Doctor of Philosophy (PhD)

First Advisor

Karl A. Roider, Jr


Historians have debated whether the radical reforms of the Habsburg Emperor Joseph II (1780-1790) were motivated by the spirit of Enlightenment or simply by Realpolitik. The purpose of this work is to go beyond the legal and philosophical discussion surrounding this debate; to examine the effects of one piece of legislation, the Edict of Toleration, as the government interpreted and applied it in the southern province of Carinthia; and in so doing, to provide a clearer picture of the person of the Emperor and his bureaucracy. While today's conception of toleration includes an equal recognition and respect for all rights, opinions, and practices, religious toleration as set forth by the Emperor was enacted by authorities who believed that they belonged to the only true religion and had no hesitation about placing limits on it. Key stipulations in the general edict, published in October 1781, permitted Lutherans, Calvinists, and the Greek Orthodox to call pastors and teachers and to build churches and schools when they had one hundred families or five hundred persons in a congregation and to be considered for advancement in civil and academic posts based on merit rather than confession. Even though Protestants were still considered second-class citizens under the toleration legislation, their legal status was vastly improved over earlier conditions. While Catholic religious leaders strongly opposed the toleration, government officials in Carinthia often treated non-Catholics fairly and even compassionately. However, the greatest threat to the Protestants establishing their churches came from among their own people.
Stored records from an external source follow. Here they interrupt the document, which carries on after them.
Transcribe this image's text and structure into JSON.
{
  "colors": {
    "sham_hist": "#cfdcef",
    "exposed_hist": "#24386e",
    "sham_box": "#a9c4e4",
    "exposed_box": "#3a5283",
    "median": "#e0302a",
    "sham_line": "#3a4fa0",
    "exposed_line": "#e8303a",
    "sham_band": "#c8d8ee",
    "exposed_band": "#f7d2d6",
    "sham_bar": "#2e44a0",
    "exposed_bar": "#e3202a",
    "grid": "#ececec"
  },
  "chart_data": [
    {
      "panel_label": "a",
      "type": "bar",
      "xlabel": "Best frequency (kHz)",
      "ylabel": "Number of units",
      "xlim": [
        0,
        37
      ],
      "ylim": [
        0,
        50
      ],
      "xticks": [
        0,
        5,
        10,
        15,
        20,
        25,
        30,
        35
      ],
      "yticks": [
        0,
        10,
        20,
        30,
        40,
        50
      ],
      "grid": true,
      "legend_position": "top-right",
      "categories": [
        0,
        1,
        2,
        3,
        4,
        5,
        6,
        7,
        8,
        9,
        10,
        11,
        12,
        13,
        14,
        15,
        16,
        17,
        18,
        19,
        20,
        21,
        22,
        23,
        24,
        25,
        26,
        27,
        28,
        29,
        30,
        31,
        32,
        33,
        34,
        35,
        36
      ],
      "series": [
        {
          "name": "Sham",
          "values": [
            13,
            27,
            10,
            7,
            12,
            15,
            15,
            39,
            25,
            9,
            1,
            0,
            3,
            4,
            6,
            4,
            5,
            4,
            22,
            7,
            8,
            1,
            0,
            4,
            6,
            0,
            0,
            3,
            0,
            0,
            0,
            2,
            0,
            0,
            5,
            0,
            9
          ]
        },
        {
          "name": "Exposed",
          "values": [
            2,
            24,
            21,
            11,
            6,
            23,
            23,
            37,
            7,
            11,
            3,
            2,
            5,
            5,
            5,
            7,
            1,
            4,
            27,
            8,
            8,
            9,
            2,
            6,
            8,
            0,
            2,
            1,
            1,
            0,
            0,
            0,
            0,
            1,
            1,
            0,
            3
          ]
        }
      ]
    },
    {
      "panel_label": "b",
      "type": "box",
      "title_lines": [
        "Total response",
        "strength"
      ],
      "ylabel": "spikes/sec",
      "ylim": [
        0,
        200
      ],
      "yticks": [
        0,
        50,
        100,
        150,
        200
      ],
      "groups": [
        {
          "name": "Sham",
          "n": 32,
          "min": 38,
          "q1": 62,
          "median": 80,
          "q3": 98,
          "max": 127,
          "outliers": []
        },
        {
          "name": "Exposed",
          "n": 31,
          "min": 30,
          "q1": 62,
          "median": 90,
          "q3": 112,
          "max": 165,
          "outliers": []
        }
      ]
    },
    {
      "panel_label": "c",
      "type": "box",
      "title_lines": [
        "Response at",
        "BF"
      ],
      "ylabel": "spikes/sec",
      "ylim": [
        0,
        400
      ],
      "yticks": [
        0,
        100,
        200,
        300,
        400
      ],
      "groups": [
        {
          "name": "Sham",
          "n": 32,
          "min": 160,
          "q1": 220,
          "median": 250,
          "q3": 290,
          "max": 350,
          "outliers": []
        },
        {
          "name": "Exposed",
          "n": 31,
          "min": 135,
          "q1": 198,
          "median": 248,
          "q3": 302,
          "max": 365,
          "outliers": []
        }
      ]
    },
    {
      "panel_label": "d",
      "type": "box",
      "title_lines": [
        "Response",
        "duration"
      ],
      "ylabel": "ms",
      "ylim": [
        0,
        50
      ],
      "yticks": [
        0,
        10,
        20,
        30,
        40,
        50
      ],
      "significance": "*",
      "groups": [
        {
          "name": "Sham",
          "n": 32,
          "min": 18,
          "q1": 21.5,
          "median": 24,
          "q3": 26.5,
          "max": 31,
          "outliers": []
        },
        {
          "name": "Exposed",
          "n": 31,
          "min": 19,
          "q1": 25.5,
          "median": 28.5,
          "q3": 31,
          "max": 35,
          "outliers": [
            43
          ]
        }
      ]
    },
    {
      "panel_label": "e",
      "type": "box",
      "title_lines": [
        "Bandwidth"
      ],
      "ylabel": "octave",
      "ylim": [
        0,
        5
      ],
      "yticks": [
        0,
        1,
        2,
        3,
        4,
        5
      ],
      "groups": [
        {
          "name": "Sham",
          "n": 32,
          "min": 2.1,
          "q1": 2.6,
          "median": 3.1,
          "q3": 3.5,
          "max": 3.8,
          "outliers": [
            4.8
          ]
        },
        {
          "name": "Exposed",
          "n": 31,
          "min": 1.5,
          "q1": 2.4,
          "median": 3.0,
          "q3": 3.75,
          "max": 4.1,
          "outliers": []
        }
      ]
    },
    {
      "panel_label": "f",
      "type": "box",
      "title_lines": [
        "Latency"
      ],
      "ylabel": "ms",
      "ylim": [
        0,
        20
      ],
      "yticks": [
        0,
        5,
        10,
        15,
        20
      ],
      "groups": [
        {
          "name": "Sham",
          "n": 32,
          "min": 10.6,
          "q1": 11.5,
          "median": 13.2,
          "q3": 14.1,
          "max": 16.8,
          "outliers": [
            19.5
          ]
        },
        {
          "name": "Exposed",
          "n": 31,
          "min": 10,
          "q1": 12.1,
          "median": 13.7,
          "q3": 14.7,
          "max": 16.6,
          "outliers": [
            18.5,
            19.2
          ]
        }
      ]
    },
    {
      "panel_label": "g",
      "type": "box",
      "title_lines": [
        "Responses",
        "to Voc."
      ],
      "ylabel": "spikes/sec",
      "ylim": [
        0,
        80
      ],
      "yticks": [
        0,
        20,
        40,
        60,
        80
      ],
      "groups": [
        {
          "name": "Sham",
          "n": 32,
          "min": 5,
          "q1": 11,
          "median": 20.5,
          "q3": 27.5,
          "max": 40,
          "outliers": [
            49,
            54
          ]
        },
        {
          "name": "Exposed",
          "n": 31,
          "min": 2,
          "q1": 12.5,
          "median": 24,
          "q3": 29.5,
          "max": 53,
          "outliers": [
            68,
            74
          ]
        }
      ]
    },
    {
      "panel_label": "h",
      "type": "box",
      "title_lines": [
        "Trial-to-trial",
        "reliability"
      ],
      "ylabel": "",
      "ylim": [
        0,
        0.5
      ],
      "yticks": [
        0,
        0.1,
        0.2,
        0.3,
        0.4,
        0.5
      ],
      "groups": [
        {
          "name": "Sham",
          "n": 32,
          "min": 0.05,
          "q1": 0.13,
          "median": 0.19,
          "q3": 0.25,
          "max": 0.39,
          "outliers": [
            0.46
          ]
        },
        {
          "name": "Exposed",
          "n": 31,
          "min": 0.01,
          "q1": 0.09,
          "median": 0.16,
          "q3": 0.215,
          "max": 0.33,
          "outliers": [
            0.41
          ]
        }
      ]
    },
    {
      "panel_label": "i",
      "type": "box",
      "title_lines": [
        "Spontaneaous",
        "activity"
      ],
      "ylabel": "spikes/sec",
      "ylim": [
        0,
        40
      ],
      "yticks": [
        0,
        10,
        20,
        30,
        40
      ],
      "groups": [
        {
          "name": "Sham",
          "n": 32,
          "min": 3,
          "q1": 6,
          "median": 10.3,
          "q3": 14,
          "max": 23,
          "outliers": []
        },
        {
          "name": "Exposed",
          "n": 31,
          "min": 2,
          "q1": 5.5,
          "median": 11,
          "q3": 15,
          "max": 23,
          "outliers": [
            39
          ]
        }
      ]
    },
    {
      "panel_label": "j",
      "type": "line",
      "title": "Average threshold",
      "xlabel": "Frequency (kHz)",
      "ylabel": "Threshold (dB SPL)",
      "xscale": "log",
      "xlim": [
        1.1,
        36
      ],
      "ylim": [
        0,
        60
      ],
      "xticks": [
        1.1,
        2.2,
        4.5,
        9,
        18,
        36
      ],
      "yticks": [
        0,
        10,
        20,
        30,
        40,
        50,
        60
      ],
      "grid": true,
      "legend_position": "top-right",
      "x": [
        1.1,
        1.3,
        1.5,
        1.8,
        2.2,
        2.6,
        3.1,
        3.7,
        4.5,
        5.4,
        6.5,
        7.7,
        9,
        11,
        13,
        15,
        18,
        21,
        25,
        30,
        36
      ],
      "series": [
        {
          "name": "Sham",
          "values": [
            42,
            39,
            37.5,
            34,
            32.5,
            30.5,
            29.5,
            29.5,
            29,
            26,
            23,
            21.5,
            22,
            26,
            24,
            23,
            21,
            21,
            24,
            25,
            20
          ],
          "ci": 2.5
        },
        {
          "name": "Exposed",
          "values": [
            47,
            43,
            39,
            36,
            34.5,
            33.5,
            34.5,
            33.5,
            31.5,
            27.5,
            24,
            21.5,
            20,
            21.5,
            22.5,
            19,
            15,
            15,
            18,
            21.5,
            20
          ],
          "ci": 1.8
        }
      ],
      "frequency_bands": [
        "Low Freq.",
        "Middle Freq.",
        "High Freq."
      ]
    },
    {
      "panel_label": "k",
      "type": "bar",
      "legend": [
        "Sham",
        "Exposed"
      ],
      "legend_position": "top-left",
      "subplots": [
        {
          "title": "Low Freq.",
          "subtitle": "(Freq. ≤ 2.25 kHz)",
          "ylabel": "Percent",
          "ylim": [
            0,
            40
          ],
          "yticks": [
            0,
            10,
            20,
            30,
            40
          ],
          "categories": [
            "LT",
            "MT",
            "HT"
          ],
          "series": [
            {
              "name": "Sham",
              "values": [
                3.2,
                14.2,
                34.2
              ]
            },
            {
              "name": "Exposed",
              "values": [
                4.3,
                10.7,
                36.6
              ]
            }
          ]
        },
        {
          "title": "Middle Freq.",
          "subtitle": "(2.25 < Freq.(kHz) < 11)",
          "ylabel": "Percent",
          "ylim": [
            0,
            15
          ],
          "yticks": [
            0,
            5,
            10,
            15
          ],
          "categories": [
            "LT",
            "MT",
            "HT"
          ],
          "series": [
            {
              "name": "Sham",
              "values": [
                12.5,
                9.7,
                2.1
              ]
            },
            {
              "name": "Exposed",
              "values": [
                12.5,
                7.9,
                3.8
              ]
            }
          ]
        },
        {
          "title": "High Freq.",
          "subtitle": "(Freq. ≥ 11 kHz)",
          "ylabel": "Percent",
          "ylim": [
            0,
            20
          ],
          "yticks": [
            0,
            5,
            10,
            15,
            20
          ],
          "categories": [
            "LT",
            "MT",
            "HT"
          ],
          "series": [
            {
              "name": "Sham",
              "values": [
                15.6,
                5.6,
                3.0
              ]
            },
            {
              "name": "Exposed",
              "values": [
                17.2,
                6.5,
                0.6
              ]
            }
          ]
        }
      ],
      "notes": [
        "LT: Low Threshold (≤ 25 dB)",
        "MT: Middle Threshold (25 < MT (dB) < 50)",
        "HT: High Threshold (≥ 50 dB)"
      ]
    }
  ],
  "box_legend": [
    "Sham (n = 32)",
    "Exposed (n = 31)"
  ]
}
Educated Protestant pastors, who emigrated from schools in Germany and Hungary, encountered illiteracy, immorality, and poverty on a large scale among people who were often unwilling to change long-held traditions and who quarreled over meager resources. Because the non-Catholics in Carinthia never accounted for more than five percent of the population of the province, they were neither a threat to the Catholics nor much of a support to the Emperor. Without the regular attention of Joseph II and his bureaucrats, the Protestant church there, in all likelihood, would not have survived.